Another welcome drop in the rate of inflation arrived in February. The annualized rate slowed to 5.2% from 5.9% in January.
The decline is better than expected. However, Statistics Canada points out the drop sounds more dramatic than it actually is, because it is being compared to February of last year, which saw a sharp increase in inflation due to the Russian invasion of Ukraine.

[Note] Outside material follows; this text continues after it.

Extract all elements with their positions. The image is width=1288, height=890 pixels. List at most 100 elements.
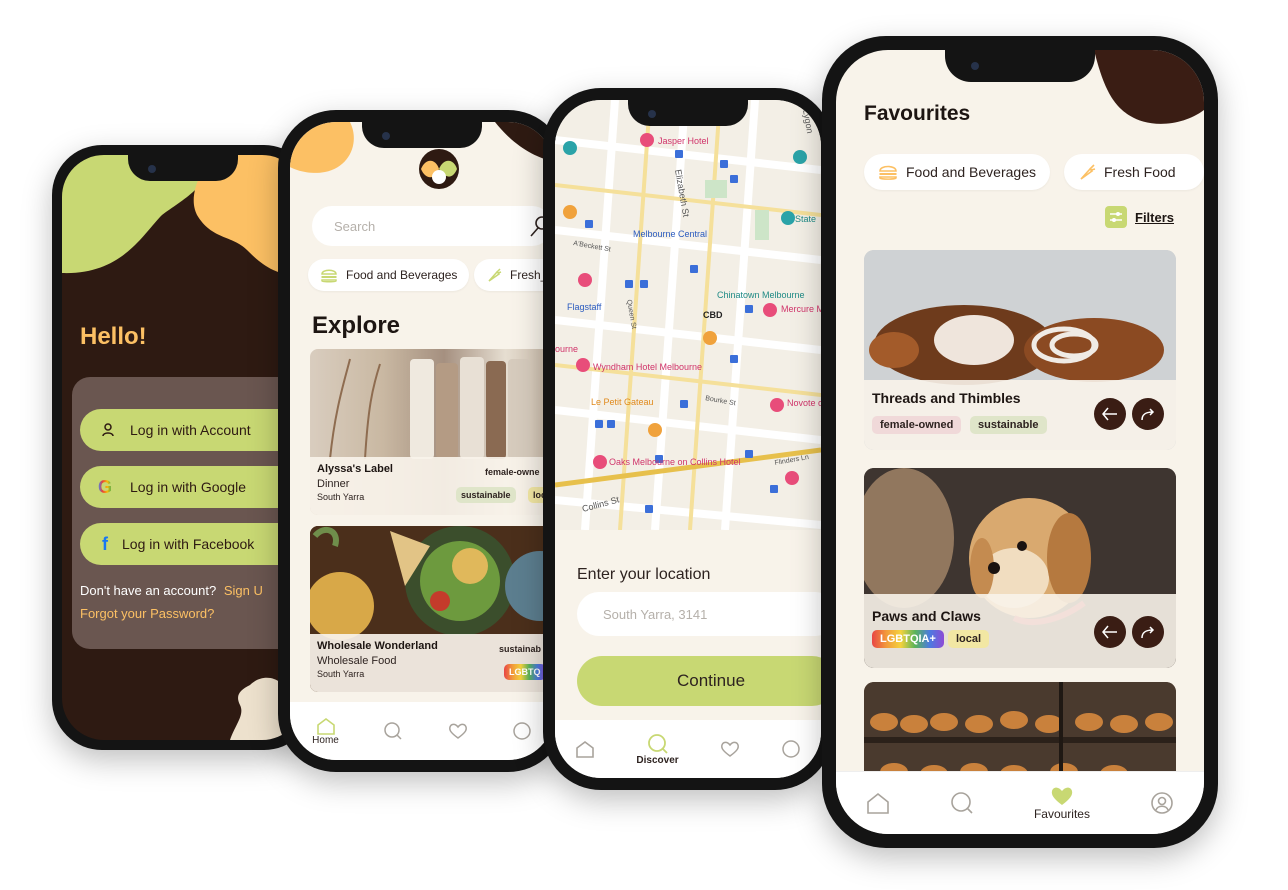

Food and fuel remain as key elements in the latest numbers. Falling gasoline prices led the pullback in inflation, while rising grocery costs persisted as a strain on household budgets. With those two volatile items removed from the calculation “core” inflation stands at 4.8% for February, down a notch from 4.9% in January
The Bank of Canada’s preferred measures of core inflation also continued to ease: “CPI Trim” fell to 4.8% in February from 5.0% in January; “CPI Median” dipped to 4.9% from 5.0%; “CPI Common” slowed to 6.4% from 6.6%.
For homeowners and homebuyers there is a mixed message. For owners, replacement cost, which relates to the price of new homes, rose at an annual pace of 3.3% compared to 4.3% in January. Other owned accommodation expenses, which includes real estate commissions, eased to 0.2%, from 1.1%, month-over-month.
For buyers, mortgage interest cost remains a key driver of inflation, rising 23.9%, up from 21.2% in January.
The Bank of Canada’s next rate setting is April 12th. With the good inflation news and the current banking turmoil in the U.S. and Europe, most market watchers expect the BoC will continue to pause its rate hikes.